Géo-Ingénierie, l’ultime recours ?

Et si la planète était encore plus menacée qu’on ne le pense ? Et si les mesures actuelles envisagées contre le réchauffement climatique (réduction des émissions, taxe carbone, green design...), n’étaient qu’emplâtres sur une jambe de bois ? Le fait est qu’il y a souvent une distance entre le discours volontiers alarmiste (et probablement avec raison) des penseurs écologistes et la relative modération des solutions proposées.

Face à l’urgence de résoudre le problème climatique, une solution "taboue" commence à avoir de nouveau droit de cité : la géo-ingénierie.

Pour résoudre la crise écologique, modifions plus encore le système écologique !

Qu’envisagent donc les adeptes de cette discipline? La modification voulue et systématique du système écologique terrestre, tout simplement. On comprend que cela fasse grincer des dents ! Car une erreur sur une entreprise de cette ampleur pourrait bien nous être fatale à tous. Imaginez les débats et les peurs liées aux OGM, au nucléaire, à la nanotechnologie, à la modification du vivant... mélangez-les et multipliez par 10 : vous aurez peut-être une légère approximation de l’inquiétude que suscite le débat qui s’amorce autour de la géo-ingénierie.

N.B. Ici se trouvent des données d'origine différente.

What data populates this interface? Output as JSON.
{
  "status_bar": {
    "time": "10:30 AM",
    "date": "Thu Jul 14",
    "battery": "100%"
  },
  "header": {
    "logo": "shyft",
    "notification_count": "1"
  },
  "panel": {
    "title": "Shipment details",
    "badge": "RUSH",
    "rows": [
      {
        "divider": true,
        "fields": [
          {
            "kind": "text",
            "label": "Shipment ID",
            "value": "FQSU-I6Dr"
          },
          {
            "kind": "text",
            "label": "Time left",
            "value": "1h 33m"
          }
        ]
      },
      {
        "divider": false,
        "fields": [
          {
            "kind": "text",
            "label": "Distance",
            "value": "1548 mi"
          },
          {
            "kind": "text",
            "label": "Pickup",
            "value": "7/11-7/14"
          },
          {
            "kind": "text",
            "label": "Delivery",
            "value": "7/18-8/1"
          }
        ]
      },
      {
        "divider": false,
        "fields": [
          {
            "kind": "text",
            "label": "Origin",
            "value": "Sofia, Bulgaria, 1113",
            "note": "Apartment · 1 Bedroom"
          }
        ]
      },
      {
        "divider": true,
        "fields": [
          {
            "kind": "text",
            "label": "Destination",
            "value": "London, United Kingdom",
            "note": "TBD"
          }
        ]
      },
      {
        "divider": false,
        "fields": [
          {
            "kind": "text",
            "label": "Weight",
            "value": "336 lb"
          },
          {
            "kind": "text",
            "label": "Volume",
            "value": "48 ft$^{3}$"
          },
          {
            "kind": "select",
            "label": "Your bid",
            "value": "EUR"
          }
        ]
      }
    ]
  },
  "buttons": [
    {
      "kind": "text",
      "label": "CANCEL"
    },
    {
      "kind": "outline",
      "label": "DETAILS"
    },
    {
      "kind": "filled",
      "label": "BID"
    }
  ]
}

Dernier "converti" en date, non sans une certaine réticence : Jamais Cascio, un futurologue convaincu par la cause écologiste souvent évoqué dans nos colonnes, connu pour sa participation à des projets comme Worldchanging et auteur d’une collection d’essais sur le sujet baptisée Hacking the Earth.

La terre vue par la mission Apollo 17

Image : La terre vue par la mission Apollo 17.

 

Dans un récent article pour le Wall Street Journal, il explique :

"Si nous voulons éviter un désastre climatique, il va falloir que nous adoptions une action plus directe. Nous devons commencer à penser à refroidir la planète.

Ce concept est appelé géo-ingénierie et au cours des années précédentes, il est passé du statut d’idée marginale à celui de sujet de débats intenses dans les coulisses du pouvoir. Nombreux sont ceux qui, parmi nous, ont suivi ce sujet de très près et sont passés du statut de sceptiques à celui de partisans. Des partisans méfiants, mais des partisans tout de même. (...)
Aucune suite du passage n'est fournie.